En España, la celebración comenzó en 1892, y décadas después pasó a llamarse Día de la Hispanidad y, desde 1987, Fiesta Nacional de España.


En la República Argentina, el “Día de la Raza”, como se le llamó durante casi un siglo, fue adoptado como tal en 1917, por decreto del entonces presidente Hipólito Yrigoyen, y mantuvo ese carácter hasta 2010, cuando, también por decreto presidencial, se cambió su denominación por “Día del Respeto a la Diversidad Cultural”, para darle un sentido más reparador.


Sucesivas generaciones de argentinos desatendieron la cuestión indígena, y como resultado son escasos los vestigios de las culturas originarias que llegaron hasta nuestros días. Aun así, según el censo de 2010, casi un millón de personas se reconocen pertenecientes o descendientes de pueblos indígenas u originarios.

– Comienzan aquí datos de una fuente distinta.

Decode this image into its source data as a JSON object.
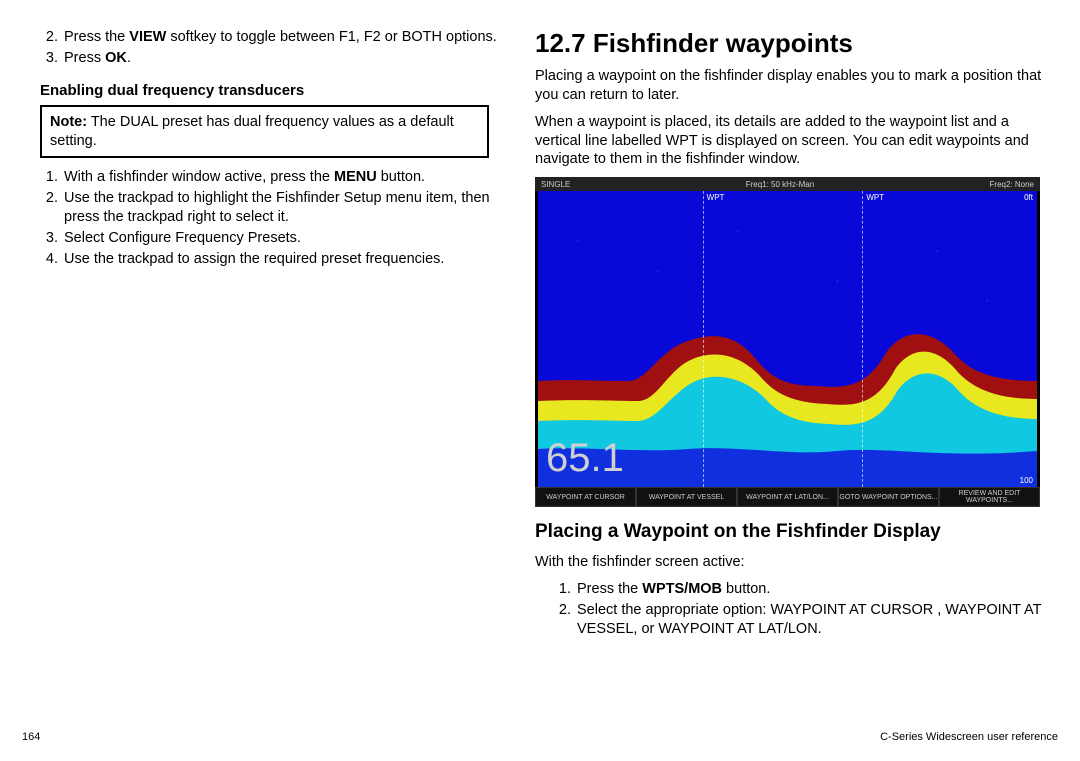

La mirada actual intenta apartarse del paradigma original, reivindicando a los pueblos originarios y planteando la recordación como un encuentro de dos realidades culturales diferenciadas, cuya fusión, sin soslayar el carácter desigual y violento que tuvo, dio lugar a la construcción de la identidad americana, basada en la diversidad étnica y cultural de los pueblos que la constituyen.


Por todo eso, el 12 de octubre debe ser una jornada de reflexión acerca del significado del hecho histórico que se evoca antes que la celebración de un descubrimiento que no fue.